BACKEN UND SERVIEREN
- Etwa ein Drittel des Gusses in die vorbereitete Form gießen und 10 Minuten backen, bis die dünne Schicht gerade gestockt ist und sich nicht mehr flüssig bewegt. Diese Schicht trägt später die Früchte.
- Die abgetropften Sauerkirschen dicht an dicht auf der gestockten Schicht verteilen, sodass der Boden vollständig bedeckt ist. Den restlichen Guss langsam darübergießen, sodass er in die Lücken zwischen die Früchte läuft und die Kirschkuppen frei bleiben.
- Weitere 40 bis 45 Minuten backen, bis die Oberfläche zwischen den Kirschen goldbraun aufgegangen ist, der Rand fest steht und die Mitte beim leichten Anstoßen nur noch sanft wackelt. Nicht länger backen, sonst wird die Creme trocken und zäh.
- Den Auflauf 20 Minuten in der Form ruhen lassen, damit er schnittfest wird. Erst unmittelbar vor dem Servieren mit dem Puderzucker bestäuben, in Stücke schneiden und lauwarm anrichten. Den ausgetretenen Kirschsaft aus der Form mit auf die Teller löffeln.

Notizen
- Der Guss soll dünnflüssig bleiben und darf nicht schaumig geschlagen werden; Luft im Guss lässt den Auflauf stark aufgehen und danach zäh zusammenfallen.
- Sauerkirschen aus dem Glas oder aus dem Tiefkühler gründlich abtropfen lassen und trocken tupfen, sonst wird die Creme wässrig. Gezuckerte Gläser brauchen etwas weniger Zucker im Guss.
- Für die mandelartige Note, die traditionell von den Kirschkernen kommt, 1 EL Kirschwasser in den Guss geben.

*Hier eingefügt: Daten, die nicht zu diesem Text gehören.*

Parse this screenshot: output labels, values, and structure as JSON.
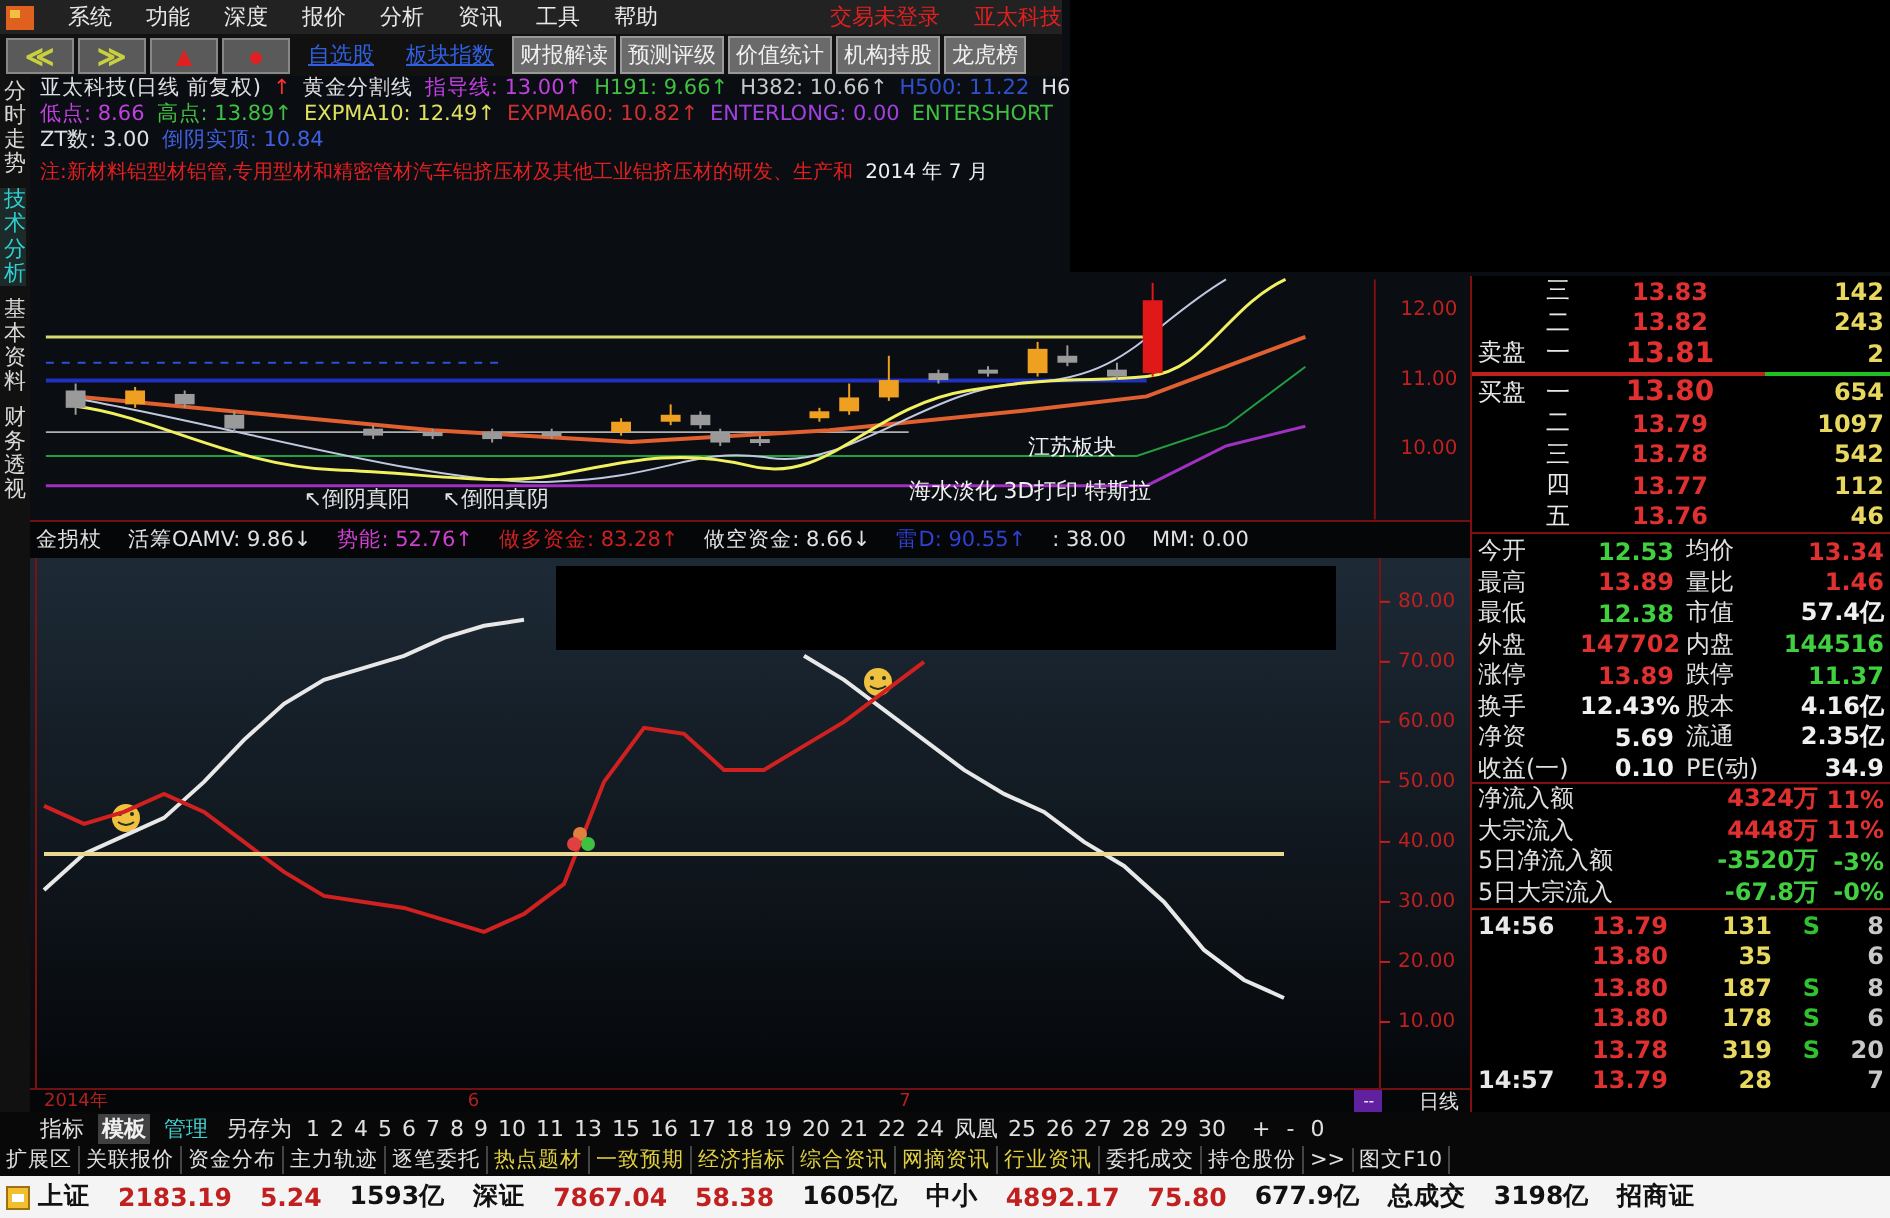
{
  "menu_bar": {
    "items": [
      "系统",
      "功能",
      "深度",
      "报价",
      "分析",
      "资讯",
      "工具",
      "帮助"
    ],
    "status_texts": [
      "交易未登录",
      "亚太科技"
    ]
  },
  "toolbar": {
    "nav_buttons": [
      {
        "glyph": "≪",
        "color": "#c8d040"
      },
      {
        "glyph": "≫",
        "color": "#c8d040"
      },
      {
        "glyph": "▲",
        "color": "#e02020"
      },
      {
        "glyph": "●",
        "color": "#e02020"
      }
    ],
    "links": [
      "自选股",
      "板块指数"
    ],
    "buttons": [
      "财报解读",
      "预测评级",
      "价值统计",
      "机构持股",
      "龙虎榜"
    ]
  },
  "side_tabs": [
    {
      "label": "分时走势",
      "selected": false
    },
    {
      "label": "技术分析",
      "selected": true
    },
    {
      "label": "基本资料",
      "selected": false
    },
    {
      "label": "财务透视",
      "selected": false
    }
  ],
  "chart_header": {
    "lines": [
      [
        {
          "text": "亚太科技(日线 前复权)",
          "color": "#e0e0e0"
        },
        {
          "text": "↑",
          "color": "#ff3030"
        },
        {
          "text": "黄金分割线",
          "color": "#e0e0e0"
        },
        {
          "text": "指导线: 13.00↑",
          "color": "#c040e0"
        },
        {
          "text": "H191: 9.66↑",
          "color": "#40c040"
        },
        {
          "text": "H382: 10.66↑",
          "color": "#c8c8c8"
        },
        {
          "text": "H500: 11.22",
          "color": "#3050d0"
        },
        {
          "text": "H6",
          "color": "#e0e0e0"
        }
      ],
      [
        {
          "text": "低点: 8.66",
          "color": "#c040e0"
        },
        {
          "text": "高点: 13.89↑",
          "color": "#40c040"
        },
        {
          "text": "EXPMA10: 12.49↑",
          "color": "#e0e060"
        },
        {
          "text": "EXPMA60: 10.82↑",
          "color": "#d03030"
        },
        {
          "text": "ENTERLONG: 0.00",
          "color": "#a040e0"
        },
        {
          "text": "ENTERSHORT",
          "color": "#40c040"
        }
      ],
      [
        {
          "text": "ZT数: 3.00",
          "color": "#e0e0e0"
        },
        {
          "text": "倒阴实顶: 10.84",
          "color": "#4060e0"
        }
      ]
    ],
    "notice": "注:新材料铝型材铝管,专用型材和精密管材汽车铝挤压材及其他工业铝挤压材的研发、生产和",
    "notice_date": "2014 年 7 月"
  },
  "price_axis": [
    "12.00",
    "11.00",
    "10.00"
  ],
  "annotations": [
    {
      "text": "↖倒阴真阳",
      "color": "#e0e0e0"
    },
    {
      "text": "↖倒阳真阴",
      "color": "#e0e0e0"
    },
    {
      "text": "江苏板块",
      "color": "#f0f0f0"
    },
    {
      "text": "海水淡化 3D打印 特斯拉",
      "color": "#f0f0f0"
    }
  ],
  "indicator_header": [
    {
      "text": "金拐杖",
      "color": "#e0e0e0"
    },
    {
      "text": "活筹OAMV: 9.86↓",
      "color": "#e0e0e0"
    },
    {
      "text": "势能: 52.76↑",
      "color": "#d040d0"
    },
    {
      "text": "做多资金: 83.28↑",
      "color": "#d02020"
    },
    {
      "text": "做空资金: 8.66↓",
      "color": "#e0e0e0"
    },
    {
      "text": "雷D: 90.55↑",
      "color": "#3040d0"
    },
    {
      "text": ": 38.00",
      "color": "#e0e0e0"
    },
    {
      "text": "MM: 0.00",
      "color": "#e0e0e0"
    }
  ],
  "indicator_chart": {
    "chart_data": {
      "type": "line",
      "categories": [
        null,
        null,
        null,
        null,
        null,
        null,
        null,
        null,
        null,
        null,
        null,
        null,
        null,
        null,
        null,
        null,
        null,
        null,
        null,
        null,
        null,
        null,
        null,
        null,
        null,
        null,
        null,
        null,
        null,
        null,
        null,
        null
      ],
      "yticks": [
        {
          "value": 80,
          "label": "80.00"
        },
        {
          "value": 70,
          "label": "70.00"
        },
        {
          "value": 60,
          "label": "60.00"
        },
        {
          "value": 50,
          "label": "50.00"
        },
        {
          "value": 40,
          "label": "40.00"
        },
        {
          "value": 30,
          "label": "30.00"
        },
        {
          "value": 20,
          "label": "20.00"
        },
        {
          "value": 10,
          "label": "10.00"
        }
      ],
      "ylim": [
        -1,
        87.3
      ],
      "series": [
        {
          "color": "#e8e8e8",
          "values": [
            32,
            38,
            41,
            44,
            50,
            57,
            63,
            67,
            69,
            71,
            74,
            76,
            77,
            null,
            null,
            null,
            null,
            null,
            null,
            71,
            67,
            62,
            57,
            52,
            48,
            45,
            40,
            36,
            30,
            22,
            17,
            14
          ]
        },
        {
          "color": "#d02020",
          "values": [
            46,
            43,
            45,
            48,
            45,
            40,
            35,
            31,
            30,
            29,
            27,
            25,
            28,
            33,
            50,
            59,
            58,
            52,
            52,
            56,
            60,
            65,
            70,
            null,
            null,
            null,
            null,
            null,
            null,
            null,
            null,
            null
          ]
        },
        {
          "color": "#e8d890",
          "values": [
            38,
            38,
            38,
            38,
            38,
            38,
            38,
            38,
            38,
            38,
            38,
            38,
            38,
            38,
            38,
            38,
            38,
            38,
            38,
            38,
            38,
            38,
            38,
            38,
            38,
            38,
            38,
            38,
            38,
            38,
            38,
            38
          ]
        }
      ]
    }
  },
  "date_axis": {
    "labels": [
      "2014年",
      "6",
      "7"
    ],
    "button": "--",
    "period": "日线"
  },
  "template_tabs": {
    "items": [
      {
        "label": "指标",
        "selected": false,
        "color": "#e0e0e0"
      },
      {
        "label": "模板",
        "selected": true,
        "color": "#f0f0f0"
      },
      {
        "label": "管理",
        "selected": false,
        "color": "#40d0d0"
      },
      {
        "label": "另存为",
        "selected": false,
        "color": "#e0e0e0"
      }
    ],
    "numbers": [
      "1",
      "2",
      "4",
      "5",
      "6",
      "7",
      "8",
      "9",
      "10",
      "11",
      "13",
      "15",
      "16",
      "17",
      "18",
      "19",
      "20",
      "21",
      "22",
      "24",
      "凤凰",
      "25",
      "26",
      "27",
      "28",
      "29",
      "30"
    ],
    "controls": [
      "+",
      "-",
      "0"
    ]
  },
  "function_tabs": [
    {
      "label": "扩展区",
      "color": "#e0e0e0"
    },
    {
      "label": "关联报价",
      "color": "#e0e0e0"
    },
    {
      "label": "资金分布",
      "color": "#e0e0e0"
    },
    {
      "label": "主力轨迹",
      "color": "#e0e0e0"
    },
    {
      "label": "逐笔委托",
      "color": "#e0e0e0"
    },
    {
      "label": "热点题材",
      "color": "#e0d040"
    },
    {
      "label": "一致预期",
      "color": "#e0d040"
    },
    {
      "label": "经济指标",
      "color": "#e0d040"
    },
    {
      "label": "综合资讯",
      "color": "#e0d040"
    },
    {
      "label": "网摘资讯",
      "color": "#e0d040"
    },
    {
      "label": "行业资讯",
      "color": "#e0d040"
    },
    {
      "label": "委托成交",
      "color": "#e0e0e0"
    },
    {
      "label": "持仓股份",
      "color": "#e0e0e0"
    },
    {
      "label": ">>",
      "color": "#e0e0e0"
    },
    {
      "label": "图文F10",
      "color": "#e0e0e0"
    }
  ],
  "order_book": {
    "asks": [
      {
        "rank": "三",
        "price": "13.83",
        "volume": "142"
      },
      {
        "rank": "二",
        "price": "13.82",
        "volume": "243"
      },
      {
        "label": "卖盘",
        "rank": "一",
        "price": "13.81",
        "volume": "2"
      }
    ],
    "bids": [
      {
        "label": "买盘",
        "rank": "一",
        "price": "13.80",
        "volume": "654"
      },
      {
        "rank": "二",
        "price": "13.79",
        "volume": "1097"
      },
      {
        "rank": "三",
        "price": "13.78",
        "volume": "542"
      },
      {
        "rank": "四",
        "price": "13.77",
        "volume": "112"
      },
      {
        "rank": "五",
        "price": "13.76",
        "volume": "46"
      }
    ]
  },
  "quote_stats": [
    [
      {
        "label": "今开",
        "value": "12.53",
        "color": "#40d040"
      },
      {
        "label": "均价",
        "value": "13.34",
        "color": "#e03030"
      }
    ],
    [
      {
        "label": "最高",
        "value": "13.89",
        "color": "#e03030"
      },
      {
        "label": "量比",
        "value": "1.46",
        "color": "#e03030"
      }
    ],
    [
      {
        "label": "最低",
        "value": "12.38",
        "color": "#40d040"
      },
      {
        "label": "市值",
        "value": "57.4亿",
        "color": "#f0f0f0"
      }
    ],
    [
      {
        "label": "外盘",
        "value": "147702",
        "color": "#e03030"
      },
      {
        "label": "内盘",
        "value": "144516",
        "color": "#40d040"
      }
    ],
    [
      {
        "label": "涨停",
        "value": "13.89",
        "color": "#e03030"
      },
      {
        "label": "跌停",
        "value": "11.37",
        "color": "#40d040"
      }
    ],
    [
      {
        "label": "换手",
        "value": "12.43%",
        "color": "#f0f0f0"
      },
      {
        "label": "股本",
        "value": "4.16亿",
        "color": "#f0f0f0"
      }
    ],
    [
      {
        "label": "净资",
        "value": "5.69",
        "color": "#f0f0f0"
      },
      {
        "label": "流通",
        "value": "2.35亿",
        "color": "#f0f0f0"
      }
    ],
    [
      {
        "label": "收益(一)",
        "value": "0.10",
        "color": "#f0f0f0"
      },
      {
        "label": "PE(动)",
        "value": "34.9",
        "color": "#f0f0f0"
      }
    ]
  ],
  "fund_flows": [
    {
      "label": "净流入额",
      "amount": "4324万",
      "percent": "11%",
      "color": "#e03030"
    },
    {
      "label": "大宗流入",
      "amount": "4448万",
      "percent": "11%",
      "color": "#e03030"
    },
    {
      "label": "5日净流入额",
      "amount": "-3520万",
      "percent": "-3%",
      "color": "#40d040"
    },
    {
      "label": "5日大宗流入",
      "amount": "-67.8万",
      "percent": "-0%",
      "color": "#40d040"
    }
  ],
  "ticks": [
    {
      "time": "14:56",
      "price": "13.79",
      "volume": "131",
      "side": "S",
      "count": "8"
    },
    {
      "price": "13.80",
      "volume": "35",
      "count": "6"
    },
    {
      "price": "13.80",
      "volume": "187",
      "side": "S",
      "count": "8"
    },
    {
      "price": "13.80",
      "volume": "178",
      "side": "S",
      "count": "6"
    },
    {
      "price": "13.78",
      "volume": "319",
      "side": "S",
      "count": "20"
    },
    {
      "time": "14:57",
      "price": "13.79",
      "volume": "28",
      "count": "7"
    }
  ],
  "status_bar": [
    {
      "text": "上证",
      "color": "#111111"
    },
    {
      "text": "2183.19",
      "color": "#c02020"
    },
    {
      "text": "5.24",
      "color": "#c02020"
    },
    {
      "text": "1593亿",
      "color": "#111111"
    },
    {
      "text": "深证",
      "color": "#111111"
    },
    {
      "text": "7867.04",
      "color": "#c02020"
    },
    {
      "text": "58.38",
      "color": "#c02020"
    },
    {
      "text": "1605亿",
      "color": "#111111"
    },
    {
      "text": "中小",
      "color": "#111111"
    },
    {
      "text": "4892.17",
      "color": "#c02020"
    },
    {
      "text": "75.80",
      "color": "#c02020"
    },
    {
      "text": "677.9亿",
      "color": "#111111"
    },
    {
      "text": "总成交",
      "color": "#111111"
    },
    {
      "text": "3198亿",
      "color": "#111111"
    },
    {
      "text": "招商证",
      "color": "#111111"
    }
  ]
}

Ohne Alkohol schmeckt der Auflauf ebenso gut und ist auch für Kinder geeignet.
- Dass sich beim Anschneiden rosa Kirschsaft am Boden der Form sammelt, gehört zu diesem Auflauf und ist kein Fehler.
Nährwerte
📌 Für wen ist dieses Rezept ideal? Für alle, die zur Sauerkirschenzeit mehr Frucht als Teig auf dem Teller haben möchten und schon einmal enttäuscht waren, weil die Kirschen im Guss verschwunden sind. Der Auflauf verlangt keine Backerfahrung und kein besonderes Gerät, nur eine flache Form und die Bereitschaft, die Früchte in Ruhe zu entsteinen. Weil er in einer einzigen Form entsteht, keine Kühlzeit braucht und lauwarm am besten schmeckt, passt er zu spontanem Besuch genauso wie als Abschluss eines Sommeressens. Und weil er ohne Alkohol auskommt und die Kerne draußen bleiben, können Kinder unbesorgt mitessen. Interessant ist er außerdem für alle, die einen großen Vorrat Sauerkirschen verwerten müssen und keine Lust auf noch ein Glas Kompott haben: Der Auflauf nimmt in einem Durchgang die Frucht einer ganzen Ernteschüssel auf. Und wer bisher nur die klassische Reihenfolge kennt, bekommt hier eine Technik mit, die sich auf jedes andere saftige Obst übertragen lässt.
🔎 Suchen Sie nach: Clafoutis mit Sauerkirschen, Kirsch-Clafoutis, französischer Kirschauflauf, Clafoutis aux cerises, Clafoutis Rezept klassisch, Kirschauflauf mit Eierguss, Sauerkirschen Auflauf aus dem Ofen, Clafoutis Kirschen entsteinen, Clafoutis in der Tarteform backen, Kirschauflauf mit Puderzucker, französisches Kirschdessert lauwarm, Sauerkirschen Dessert einfach, Clafoutis warum sinken die Kirschen
Haben Sie dieses Rezept ausprobiert? Bitte teilen Sie Ihre Eindrücke oder Vorschläge durch einen Kommentar unten. Ihr Feedback hilft anderen Lesern, die Kochkünste zu verbessern und etwas Neues zu probieren!